S’agissant des primes d’assurances afférentes aux mensualités impayées, les termes de l’article L311-48 du code de la consommation excluent également que la demanderesse puisse en obtenir le paiement, celle-ci n’ayant au surplus pas qualité à agir pour le compte de l’assureur – sauf subrogation qui ne se trouve pas démontrée en l’espèce.
Ainsi, au vu des pièces produites aux débats et notamment de l’historique complet du compte, du décompte de créance en date du 11 janvier 2024 et du décompte expurgé des intérêts en date du 03 septembre 2025, il y a lieu de faire droit à la demande en paiement de la SA FRANFINANCE à hauteur de la somme de 2 850,00 euros au titre du capital restant dû (correspondant à la somme effectivement prêtée de 2 850,00 euros – 0 euros correspondant aux règlements déjà effectués).
En conséquence Madame [D] [C] épouse [N] doit être condamnée à payer à la société FRANFINANCE la somme de 2 850,00 euros au titre du solde du contrat de crédit renouvelable n°21315141289.
Sur les demandes accessoires
Madame [D] [C] épouse [N], qui succombe à l’instance, supportera les dépens, en application de l’article 696 du code de procédure civile.
Il serait par ailleurs inéquitable de laisser à la charge de la société FRANFINANCE les frais exposés par elle dans la présente instance et non compris dans les dépens. Madame [D] [C] épouse [N] sera donc également condamnée à lui verser la somme de 300,00 euros au titre de l’article 700 du code de procédure civile.

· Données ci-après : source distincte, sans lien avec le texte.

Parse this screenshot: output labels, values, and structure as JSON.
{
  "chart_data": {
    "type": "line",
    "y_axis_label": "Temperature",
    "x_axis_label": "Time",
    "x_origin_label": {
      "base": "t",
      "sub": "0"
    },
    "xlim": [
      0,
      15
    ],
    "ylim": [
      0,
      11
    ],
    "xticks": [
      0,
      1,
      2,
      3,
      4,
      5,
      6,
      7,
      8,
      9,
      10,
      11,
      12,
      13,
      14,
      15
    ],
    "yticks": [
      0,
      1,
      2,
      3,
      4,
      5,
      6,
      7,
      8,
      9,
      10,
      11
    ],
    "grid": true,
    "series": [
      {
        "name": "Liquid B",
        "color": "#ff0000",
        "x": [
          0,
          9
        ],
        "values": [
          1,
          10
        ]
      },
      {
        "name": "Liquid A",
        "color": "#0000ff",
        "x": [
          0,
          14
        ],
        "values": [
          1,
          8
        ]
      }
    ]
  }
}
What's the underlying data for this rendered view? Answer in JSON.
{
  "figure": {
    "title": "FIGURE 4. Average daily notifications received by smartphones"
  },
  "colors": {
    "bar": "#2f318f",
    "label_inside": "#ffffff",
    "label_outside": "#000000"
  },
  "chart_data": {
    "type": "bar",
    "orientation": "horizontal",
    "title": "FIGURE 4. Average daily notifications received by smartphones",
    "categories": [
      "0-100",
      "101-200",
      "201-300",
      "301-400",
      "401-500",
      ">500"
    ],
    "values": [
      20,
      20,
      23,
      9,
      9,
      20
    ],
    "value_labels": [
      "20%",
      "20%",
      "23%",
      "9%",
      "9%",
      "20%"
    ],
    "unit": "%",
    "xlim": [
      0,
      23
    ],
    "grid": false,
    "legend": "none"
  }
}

Sur l’exécution provisoire
Au visa de l’article 514 du code de procédure civile, il est rappelé que l’exécution provisoire de la présente décision est de droit et il n’y a pas lieu de l’écarter.
PAR CES MOTIFS
Le tribunal statuant par jugement réputé contradictoire, rendu en premier ressort et mis à disposition au greffe,
DECLARE la SA FRANFINANCE recevable en son action ;
CONSTATE que la déchéance du terme du contrat de crédit renouvelable n°21315141289 conclu entre Madame [D] [C] épouse [N] et la SA FRANFINANCE le 24 octobre 2014 est régulièrement acquise depuis le 19 décembre 2023 ;
DIT que la SA FRANFINANCE est déchue de son droit aux intérêts conventionnels au titre du contrat de crédit renouvelable n°21315141289 signé le 24 octobre 2014 à compter de la conclusion du contrat ;
CONDAMNE Madame [D] [C] épouse [N] à verser à la SA FRANFINANCE la somme de 2 850,00 euros au titre du solde du contrat de crédit renouvelable n°21315141289 ;
CONDAMNE Madame [D] [C] épouse [N] aux entiers dépens de l’instance ;
CONDAMNE Madame [D] [C] épouse [N] à verser à la SA FRANFINANCE la somme de 300,00 euros au titre de l’article 700 du code de procédure civile ;
REJETTE le surplus des demandes ;
RAPPELLE que l’exécution provisoire de la présente décision est de droit.